As soon as the first skateboarder appeared on the screen, the place exploded in catcalls and whistles. It seems as if everybody knew everybody, or at least everybody knew Buffalo. The audience responded to every trick as if the show was live, and in a certain way it was: No one had seen the footage, save for the riders and filmmakers. As one rider told me, though the filmmakers have been shooting for three years, the film wasn’t finished until the day of the premiere.

The film takes us all over the city, from the concrete plazas in front of downtown banks and television stations, to weedy patches of concrete in the shadows of the grain elevators, to entire skateparks constructed by Sunday in the warehouses of the city’s West Side. Since the spots are local, the audience responded not only to the skill of the trick but to the difficulty of the location. The pedestrians among us stared with our mouths open when Tony Huffnagle leapt a 10-foot gap in a downtown sidewalk, and young people renegotiated what they thought was possible in the confines of their hometown.

Skate videos are usually shot with wide-angle lenses in order to show as much of the terrain as possible. The filmmaker rides alongside the skateboarder, using the board as something of a dolly, holding the camera with a wide, sturdy handle, to get the best angle. From that viewpoint we get to see incredible things: rails 20 or 30 feet long, slid in seconds; enough stairs leapt to make your knees ache.

Whatever the Weather is an eclectic mix of skateboarding and filmmaking, and seems like an extension of the ethos of the shop itself.

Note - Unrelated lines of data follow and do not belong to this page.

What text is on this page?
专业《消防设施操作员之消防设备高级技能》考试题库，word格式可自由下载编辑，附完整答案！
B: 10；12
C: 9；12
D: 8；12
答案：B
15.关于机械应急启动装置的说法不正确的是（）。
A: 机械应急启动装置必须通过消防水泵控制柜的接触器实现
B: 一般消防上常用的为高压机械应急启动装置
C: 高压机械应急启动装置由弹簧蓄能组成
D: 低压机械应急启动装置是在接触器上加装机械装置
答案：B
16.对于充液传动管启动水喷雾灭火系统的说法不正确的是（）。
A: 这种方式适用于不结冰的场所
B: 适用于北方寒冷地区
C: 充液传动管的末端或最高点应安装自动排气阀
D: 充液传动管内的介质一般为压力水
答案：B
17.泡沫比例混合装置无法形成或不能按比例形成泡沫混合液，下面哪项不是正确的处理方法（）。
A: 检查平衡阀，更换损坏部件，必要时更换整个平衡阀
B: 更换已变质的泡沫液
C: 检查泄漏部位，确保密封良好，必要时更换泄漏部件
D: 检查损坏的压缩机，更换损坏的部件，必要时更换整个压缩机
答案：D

The shelving and cabinets of the shop were custom-built by Gillespie and the shop’s merchandise is infused with an attractive, jumpy style of pop art. Sunday would be unique in any community, not just in Buffalo, and this is not just a local skate video: It’s an innovative film in its physical skill, aesthetic judgment, and cinematography, and if I were the Buffalo Niagara tourism folks I’d think about partnering with these guys. Every shot boasts a city full of architectural beauty and the spirit of energized youth. The background of the slides and flips is the skyline of HSBC tower; the gray concrete of the grain elevators is behind the snap of every ollie; the Victorian mansions of Richmond with their sidewalks and yellowing leaves are stoic as the camera rolls by. It’s the kind of video you show to your parents to explain why you won’t move down to Williamsburg and meet a nice girl. All that for less than the cost of an aerial montage.

Whatever the Weather follows an upward trend for skate videos, led by giants like Spike Jonze, to break through the mold of what these trick collections can be. While Jonze has tried with varying success to inject plot lines and special effects into his videos, here we experience more subtle characteristics. The soundtracks for skate videos, once dominated by hip-hop and skate punk, now have enough Neil Young to accompany a weekend fishing trip to the Finger Lakes. The segues between riders are filled with grainy, Super 8-style footage of Buffalo, marking a contrast with the crisp, polished gleam of the skaters performing.

Watching a skate video is like watching any other type of movie. In the right circumstances, it can make you unaware of your strengths and weaknesses. You can get the girl. You can invent a billion-dollar website. You can swim with sharks. All skate videos make you want to skate, but Whatever the Weather makes skating in Buffalo look like surfing in Maui. A citywide playground of ledges, rails, and gaps, waiting to be leapt. The filmmakers seem to perpetuate this idea, adding a few minutes of footage onto the end of the film where younger members of the Sunday family are spotlighted.

When I followed the swarming audience out of the 90-degree basement, I emerged to find a mob of teenagers skating like a school of fish on Swan Street. They ollied onto sidewalks in between cars and kickflipped over potholes. Some people watched, though most stood next to the building, seemingly tricked out. And then they rolled on to the next spot.